The quasi-revelation about Claire and sort-of-revelation about Hiro pales in comparison to the other thing HRG and Quentin discover, namely Molly Walker’s recapture and how Renautus plans on using her. Namely, to power eyewear that allows its wearer to single out Evos. Essentially, the Google Glass version of Cerebro. Also, poor Molly Walker. Even as an adult, terrible things keep happening to her.
Finally, there’s Carlos’ story. Out of everyone, Carlos seems the most unconnected to everything else going on. We see how all the other pieces of everyone’s story tie together so far and some characters have already crossed paths with one another. However, Carlos is off doing his own thing, making it unlikely he encounters any of the other characters anytime soon (unless Luke and Joanne actually do decide to go after El Vengador). That said, Carlos’ “own thing” that he’s doing is pretty much “becoming Batman,” so I’m 100 percent fine with that.

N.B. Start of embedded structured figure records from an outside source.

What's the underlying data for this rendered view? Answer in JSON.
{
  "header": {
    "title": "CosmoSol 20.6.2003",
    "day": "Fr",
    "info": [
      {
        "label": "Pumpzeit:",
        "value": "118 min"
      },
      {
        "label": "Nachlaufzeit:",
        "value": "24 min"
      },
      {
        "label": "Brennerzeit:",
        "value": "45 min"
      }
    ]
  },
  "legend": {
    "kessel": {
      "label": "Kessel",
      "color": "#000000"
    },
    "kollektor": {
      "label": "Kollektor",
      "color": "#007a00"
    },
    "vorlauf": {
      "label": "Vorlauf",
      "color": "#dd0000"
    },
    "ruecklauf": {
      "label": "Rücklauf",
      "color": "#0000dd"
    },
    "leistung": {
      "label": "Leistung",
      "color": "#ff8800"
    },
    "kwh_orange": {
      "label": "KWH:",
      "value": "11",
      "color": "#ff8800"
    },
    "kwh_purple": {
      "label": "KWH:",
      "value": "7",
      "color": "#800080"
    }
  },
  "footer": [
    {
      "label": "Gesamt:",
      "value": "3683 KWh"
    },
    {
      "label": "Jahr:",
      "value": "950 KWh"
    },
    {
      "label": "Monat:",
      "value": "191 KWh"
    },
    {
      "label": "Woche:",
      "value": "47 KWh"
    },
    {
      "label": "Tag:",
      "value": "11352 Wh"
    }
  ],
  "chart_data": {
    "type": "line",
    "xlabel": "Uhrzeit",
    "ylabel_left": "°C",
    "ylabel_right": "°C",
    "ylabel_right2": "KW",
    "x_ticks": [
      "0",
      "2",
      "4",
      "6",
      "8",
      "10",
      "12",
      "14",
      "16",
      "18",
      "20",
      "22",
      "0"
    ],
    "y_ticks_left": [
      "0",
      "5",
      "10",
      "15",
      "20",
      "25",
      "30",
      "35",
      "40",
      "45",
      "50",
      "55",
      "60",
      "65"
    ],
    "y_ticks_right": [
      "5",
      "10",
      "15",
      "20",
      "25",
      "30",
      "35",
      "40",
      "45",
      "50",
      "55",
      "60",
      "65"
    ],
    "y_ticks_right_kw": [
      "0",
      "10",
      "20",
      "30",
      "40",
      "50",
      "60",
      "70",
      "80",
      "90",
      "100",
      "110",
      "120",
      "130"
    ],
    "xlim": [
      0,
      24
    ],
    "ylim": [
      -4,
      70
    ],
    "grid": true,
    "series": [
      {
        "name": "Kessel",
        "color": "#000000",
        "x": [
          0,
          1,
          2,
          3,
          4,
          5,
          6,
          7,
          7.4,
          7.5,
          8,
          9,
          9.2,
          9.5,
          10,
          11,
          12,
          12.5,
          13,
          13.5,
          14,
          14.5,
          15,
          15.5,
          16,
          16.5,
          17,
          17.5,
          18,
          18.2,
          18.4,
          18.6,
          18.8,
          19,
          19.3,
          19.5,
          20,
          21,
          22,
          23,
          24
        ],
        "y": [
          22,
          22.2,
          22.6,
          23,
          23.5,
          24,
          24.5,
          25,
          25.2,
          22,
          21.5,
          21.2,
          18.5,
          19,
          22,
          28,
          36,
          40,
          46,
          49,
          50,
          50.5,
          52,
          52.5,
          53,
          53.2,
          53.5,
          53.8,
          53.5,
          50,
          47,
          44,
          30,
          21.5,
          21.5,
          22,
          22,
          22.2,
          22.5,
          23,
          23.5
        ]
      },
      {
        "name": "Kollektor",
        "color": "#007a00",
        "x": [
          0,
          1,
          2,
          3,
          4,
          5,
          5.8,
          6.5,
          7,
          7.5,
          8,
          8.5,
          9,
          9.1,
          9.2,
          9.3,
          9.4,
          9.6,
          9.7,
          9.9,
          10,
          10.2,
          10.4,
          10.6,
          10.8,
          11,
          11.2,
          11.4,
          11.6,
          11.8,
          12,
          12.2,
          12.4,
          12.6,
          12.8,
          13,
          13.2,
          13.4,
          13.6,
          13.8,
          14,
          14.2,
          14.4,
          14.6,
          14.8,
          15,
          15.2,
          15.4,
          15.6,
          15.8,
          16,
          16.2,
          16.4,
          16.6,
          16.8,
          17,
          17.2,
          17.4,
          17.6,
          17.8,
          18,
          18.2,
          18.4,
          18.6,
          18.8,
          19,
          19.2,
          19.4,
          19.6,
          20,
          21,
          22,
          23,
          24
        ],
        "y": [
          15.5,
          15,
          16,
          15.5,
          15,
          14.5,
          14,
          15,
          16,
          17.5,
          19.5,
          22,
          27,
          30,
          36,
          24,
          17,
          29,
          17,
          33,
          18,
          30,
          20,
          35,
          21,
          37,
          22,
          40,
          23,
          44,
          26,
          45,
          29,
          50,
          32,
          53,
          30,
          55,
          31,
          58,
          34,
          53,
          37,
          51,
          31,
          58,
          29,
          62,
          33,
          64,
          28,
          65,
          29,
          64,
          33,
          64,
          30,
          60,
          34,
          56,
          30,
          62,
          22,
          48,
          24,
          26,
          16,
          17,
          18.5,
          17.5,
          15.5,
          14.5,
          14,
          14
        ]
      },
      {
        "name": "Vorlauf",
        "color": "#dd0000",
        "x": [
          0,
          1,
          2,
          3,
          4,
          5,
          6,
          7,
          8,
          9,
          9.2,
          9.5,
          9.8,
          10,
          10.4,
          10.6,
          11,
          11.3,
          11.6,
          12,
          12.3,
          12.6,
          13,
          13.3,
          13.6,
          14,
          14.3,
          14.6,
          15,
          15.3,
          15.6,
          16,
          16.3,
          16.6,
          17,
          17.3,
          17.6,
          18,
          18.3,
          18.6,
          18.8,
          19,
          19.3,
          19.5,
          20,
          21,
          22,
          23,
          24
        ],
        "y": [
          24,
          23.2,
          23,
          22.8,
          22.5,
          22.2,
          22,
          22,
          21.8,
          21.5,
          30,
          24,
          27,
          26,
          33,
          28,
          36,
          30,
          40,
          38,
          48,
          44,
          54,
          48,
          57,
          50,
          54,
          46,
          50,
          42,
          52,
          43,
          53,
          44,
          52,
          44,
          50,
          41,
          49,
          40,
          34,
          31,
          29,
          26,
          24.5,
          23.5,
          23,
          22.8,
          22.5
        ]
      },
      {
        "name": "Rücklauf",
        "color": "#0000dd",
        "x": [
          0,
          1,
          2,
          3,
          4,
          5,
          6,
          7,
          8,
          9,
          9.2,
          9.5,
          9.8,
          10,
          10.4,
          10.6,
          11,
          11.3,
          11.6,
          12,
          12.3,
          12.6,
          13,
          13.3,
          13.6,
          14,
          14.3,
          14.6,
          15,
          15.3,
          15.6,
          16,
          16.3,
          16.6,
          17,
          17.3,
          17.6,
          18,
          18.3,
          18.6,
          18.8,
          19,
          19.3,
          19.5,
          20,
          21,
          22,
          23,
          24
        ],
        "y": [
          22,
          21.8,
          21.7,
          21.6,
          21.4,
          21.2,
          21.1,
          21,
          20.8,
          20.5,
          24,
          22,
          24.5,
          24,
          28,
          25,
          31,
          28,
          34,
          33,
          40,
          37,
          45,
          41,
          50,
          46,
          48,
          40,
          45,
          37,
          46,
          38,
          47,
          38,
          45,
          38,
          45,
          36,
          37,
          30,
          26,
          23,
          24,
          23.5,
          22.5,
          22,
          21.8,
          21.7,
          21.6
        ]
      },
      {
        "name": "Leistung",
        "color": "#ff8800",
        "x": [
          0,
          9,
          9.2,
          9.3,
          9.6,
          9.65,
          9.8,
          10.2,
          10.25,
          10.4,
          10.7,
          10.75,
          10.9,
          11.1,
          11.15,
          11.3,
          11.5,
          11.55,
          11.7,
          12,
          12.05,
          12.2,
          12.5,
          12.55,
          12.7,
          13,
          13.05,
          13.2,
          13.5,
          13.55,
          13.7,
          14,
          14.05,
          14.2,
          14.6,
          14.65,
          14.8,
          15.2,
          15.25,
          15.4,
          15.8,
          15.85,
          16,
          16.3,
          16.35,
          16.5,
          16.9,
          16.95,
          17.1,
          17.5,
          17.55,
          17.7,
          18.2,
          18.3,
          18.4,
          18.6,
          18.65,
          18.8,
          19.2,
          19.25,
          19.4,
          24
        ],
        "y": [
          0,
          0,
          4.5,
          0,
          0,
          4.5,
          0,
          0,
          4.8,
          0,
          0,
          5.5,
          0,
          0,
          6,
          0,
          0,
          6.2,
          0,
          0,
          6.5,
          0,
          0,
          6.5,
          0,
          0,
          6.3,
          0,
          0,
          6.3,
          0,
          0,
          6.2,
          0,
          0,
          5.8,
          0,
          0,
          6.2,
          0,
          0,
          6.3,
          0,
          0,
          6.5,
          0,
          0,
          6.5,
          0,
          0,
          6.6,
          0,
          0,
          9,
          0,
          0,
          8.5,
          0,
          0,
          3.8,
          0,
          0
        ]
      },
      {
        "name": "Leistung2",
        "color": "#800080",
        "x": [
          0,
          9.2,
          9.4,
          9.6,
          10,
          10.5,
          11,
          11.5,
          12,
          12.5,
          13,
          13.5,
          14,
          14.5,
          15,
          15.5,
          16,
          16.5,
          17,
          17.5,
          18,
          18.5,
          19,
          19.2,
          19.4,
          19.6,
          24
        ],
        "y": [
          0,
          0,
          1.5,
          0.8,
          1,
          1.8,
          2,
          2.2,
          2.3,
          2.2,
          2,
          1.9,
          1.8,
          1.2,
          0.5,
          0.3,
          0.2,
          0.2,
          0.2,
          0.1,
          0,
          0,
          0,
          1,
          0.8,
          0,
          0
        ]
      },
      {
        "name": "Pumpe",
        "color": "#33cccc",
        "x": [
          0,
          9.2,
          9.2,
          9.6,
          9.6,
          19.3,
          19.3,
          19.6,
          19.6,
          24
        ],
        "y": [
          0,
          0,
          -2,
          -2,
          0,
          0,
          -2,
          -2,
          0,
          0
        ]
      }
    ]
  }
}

With three episodes down, “Heroes Reborn” still seems to be going rather strong. There’s no character I particularly dislike or am uninterested in. Some characters are actually very intriguing (please, please, please be a fifth dimensional imp) and I can’t wait to find out more. Kring said he wanted to go back to the idea behind the first season: ordinary people discovering they possess extraordinary powers. On the surface, he accomplished that goal. But deeper than that, he’s brought back the same feeling I had when I watched those first few episodes of the original series nearly a decade ago — that feeling of excitement and curiosity and speculation. “Heroes” has indeed been reborn, and it’s a great feeling to have back.